In 2018, Shah released Interplay, a bass-and-voice duo album co-led by François Moutin, on Dot Time Records. The album features standards and originals, and includes improvisation; Moutin and Shah are joined on two tracks by pianist Martial Solal and vocalist Sheila Jordan. The DownBeat review of the release commented on "Moutin's dark, reedy bass acting like a dance partner to Shah's pliant, flickering vocals, which retain a tonal richness even through passages of extreme agility." Jazz Times also described the album as "a stellar rapport" between the duo who "are fearless in their interpretations".

In 2019, she sang on composer Miho Hazama's "Dancer in Nowhere," which was nominated for a GRAMMY for Best Large Ensemble Jazz Album.

After 7 years of research on the Atlantic island of São Vicente, Cape Verde, she released Cape Verdean Blues in 2023, a tribute to her idol Cesária Évora in collaboration with guitarist Bau (Cesária's former musical director) and Miroca Paris. The album explores traditional mornas and coladeiras from Cabo Verde.
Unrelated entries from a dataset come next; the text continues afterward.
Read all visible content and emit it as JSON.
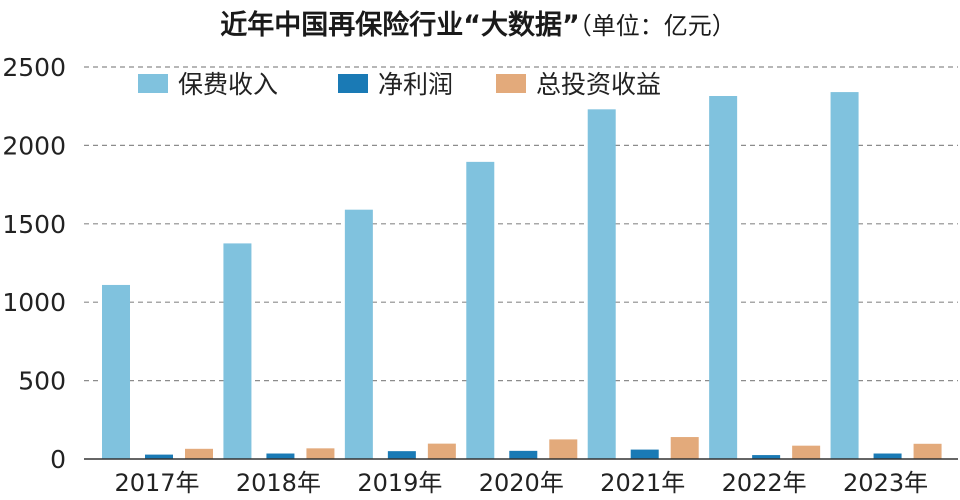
{
  "chart_data": {
    "type": "bar",
    "title": "近年中国再保险行业“大数据”",
    "subtitle": "（单位：亿元）",
    "categories": [
      "2017年",
      "2018年",
      "2019年",
      "2020年",
      "2021年",
      "2022年",
      "2023年"
    ],
    "series": [
      {
        "name": "保费收入",
        "color": "#80c2de",
        "values": [
          1110,
          1375,
          1590,
          1895,
          2230,
          2315,
          2340
        ]
      },
      {
        "name": "净利润",
        "color": "#1a7ab5",
        "values": [
          28,
          35,
          50,
          52,
          60,
          25,
          35
        ]
      },
      {
        "name": "总投资收益",
        "color": "#e3aa7b",
        "values": [
          65,
          68,
          98,
          125,
          140,
          85,
          97
        ]
      }
    ],
    "yticks": [
      "0",
      "500",
      "1000",
      "1500",
      "2000",
      "2500"
    ],
    "ylim": [
      0,
      2500
    ],
    "grid": true,
    "legend_position": "top-left"
  }
}
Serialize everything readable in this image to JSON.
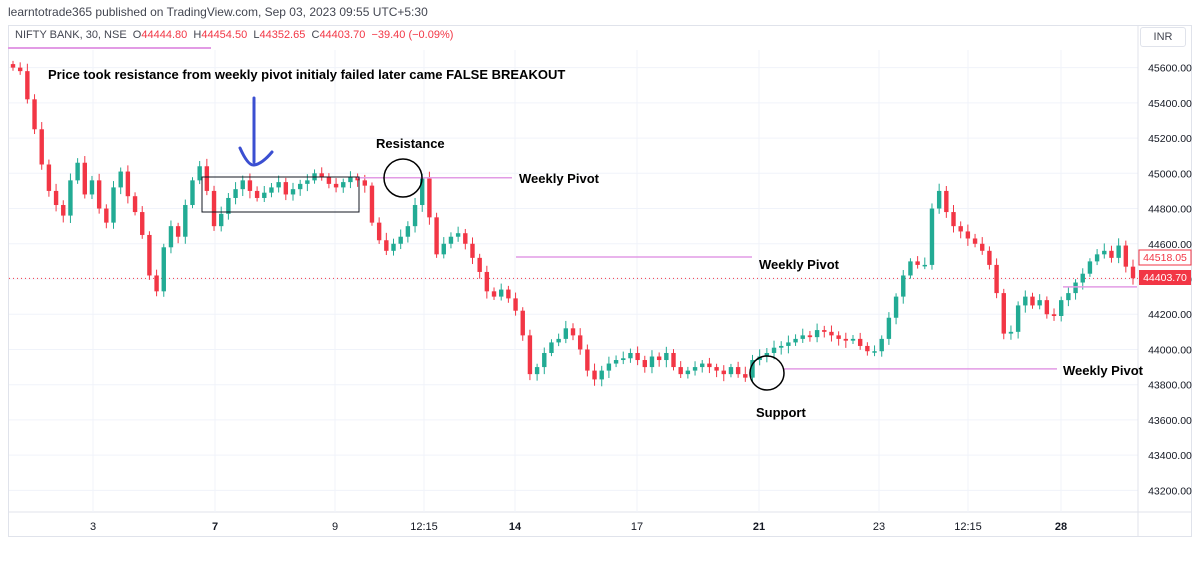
{
  "publisher": "learntotrade365 published on TradingView.com, Sep 03, 2023 09:55 UTC+5:30",
  "legend": {
    "symbol": "NIFTY BANK, 30, NSE",
    "o_label": "O",
    "o": "44444.80",
    "h_label": "H",
    "h": "44454.50",
    "l_label": "L",
    "l": "44352.65",
    "c_label": "C",
    "c": "44403.70",
    "change": "−39.40 (−0.09%)"
  },
  "currency": "INR",
  "colors": {
    "up": "#22ab94",
    "down": "#f23645",
    "pivot": "#e29be5",
    "arrow": "#3b4fd1",
    "last_price_bg": "#f23645",
    "grid": "#f0f3fa"
  },
  "annotations": {
    "headline": "Price took resistance from weekly pivot initialy failed later came FALSE BREAKOUT",
    "resistance": "Resistance",
    "support": "Support",
    "pivot1": "Weekly Pivot",
    "pivot2": "Weekly Pivot",
    "pivot3": "Weekly Pivot"
  },
  "price_labels": {
    "prev_close": "44518.05",
    "last": "44403.70"
  },
  "chart_data": {
    "type": "candlestick",
    "symbol": "NIFTY BANK",
    "interval": "30",
    "ylim": [
      43100,
      45700
    ],
    "y_ticks": [
      "45600.00",
      "45400.00",
      "45200.00",
      "45000.00",
      "44800.00",
      "44600.00",
      "44400.00",
      "44200.00",
      "44000.00",
      "43800.00",
      "43600.00",
      "43400.00",
      "43200.00"
    ],
    "x_ticks": [
      {
        "label": "3",
        "bold": false
      },
      {
        "label": "7",
        "bold": true
      },
      {
        "label": "9",
        "bold": false
      },
      {
        "label": "12:15",
        "bold": false
      },
      {
        "label": "14",
        "bold": true
      },
      {
        "label": "17",
        "bold": false
      },
      {
        "label": "21",
        "bold": true
      },
      {
        "label": "23",
        "bold": false
      },
      {
        "label": "12:15",
        "bold": false
      },
      {
        "label": "28",
        "bold": true
      }
    ],
    "weekly_pivots": [
      44975,
      44525,
      43890,
      44355
    ],
    "close_path": [
      45600,
      45580,
      45420,
      45250,
      45050,
      44900,
      44820,
      44760,
      44960,
      45060,
      44880,
      44960,
      44800,
      44720,
      44920,
      45010,
      44870,
      44780,
      44650,
      44420,
      44330,
      44580,
      44700,
      44640,
      44820,
      44960,
      45040,
      44900,
      44700,
      44770,
      44860,
      44910,
      44960,
      44900,
      44860,
      44890,
      44920,
      44950,
      44880,
      44910,
      44940,
      44960,
      45000,
      44980,
      44940,
      44920,
      44950,
      44980,
      44960,
      44930,
      44720,
      44620,
      44560,
      44600,
      44640,
      44700,
      44820,
      44970,
      44750,
      44540,
      44600,
      44640,
      44660,
      44600,
      44520,
      44440,
      44330,
      44300,
      44340,
      44290,
      44220,
      44080,
      43860,
      43900,
      43980,
      44040,
      44060,
      44120,
      44080,
      44000,
      43880,
      43830,
      43880,
      43920,
      43940,
      43950,
      43980,
      43940,
      43900,
      43960,
      43940,
      43980,
      43900,
      43860,
      43880,
      43900,
      43920,
      43900,
      43880,
      43860,
      43900,
      43860,
      43840,
      43940,
      43960,
      43980,
      44010,
      44020,
      44040,
      44060,
      44080,
      44070,
      44110,
      44100,
      44080,
      44060,
      44050,
      44060,
      44020,
      43990,
      43990,
      44060,
      44180,
      44300,
      44420,
      44500,
      44480,
      44480,
      44800,
      44900,
      44780,
      44700,
      44670,
      44630,
      44600,
      44560,
      44480,
      44320,
      44090,
      44100,
      44250,
      44300,
      44250,
      44280,
      44200,
      44190,
      44280,
      44320,
      44380,
      44430,
      44500,
      44540,
      44560,
      44520,
      44590,
      44470,
      44404
    ]
  }
}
It was hailed by the Guardian as "gorgeous" and by the New York Times as "quietly riveting."

== Discography ==

=== As leader ===

- Kavita Shah, Cape Verdean Blues (Folkalist Records, 2023), with Bau & Miroca Paris.
- Kavita Shah, Visions (Inner Circle Music, 2014), co-produced by Lionel Loueke.

=== As co-leader ===
- Kavita Shah & François Moutin, Interplay (Dot Time Records, 2018), with special guests Sheila Jordan & Martial Solal.

=== As sideperson ===
- Kenny Barron, Songbook (Artwork Records, 2025).
- Jayme Stone & Yacouba Sissoko, Diyabarana (Folklife, 2023).
- Steve Newcomb, Pluto and the Sun (2022).
- Saawee, Saawee (미러볼 뮤직, 2021).
- Miho Hazama & m-unit, Dancer in Nowhere (Universal Japan, 2018).
- Fredy Guzmán, Waijazz, produced by Lionel Loueke (2015).
- Jay Sand, All Around this World: South and Central Asia Vol. 1, produced by Samir Chatterjee (2015).
- Steve Newcomb Orchestra, Caterpillar Chronicles (Listen Hear, 2012).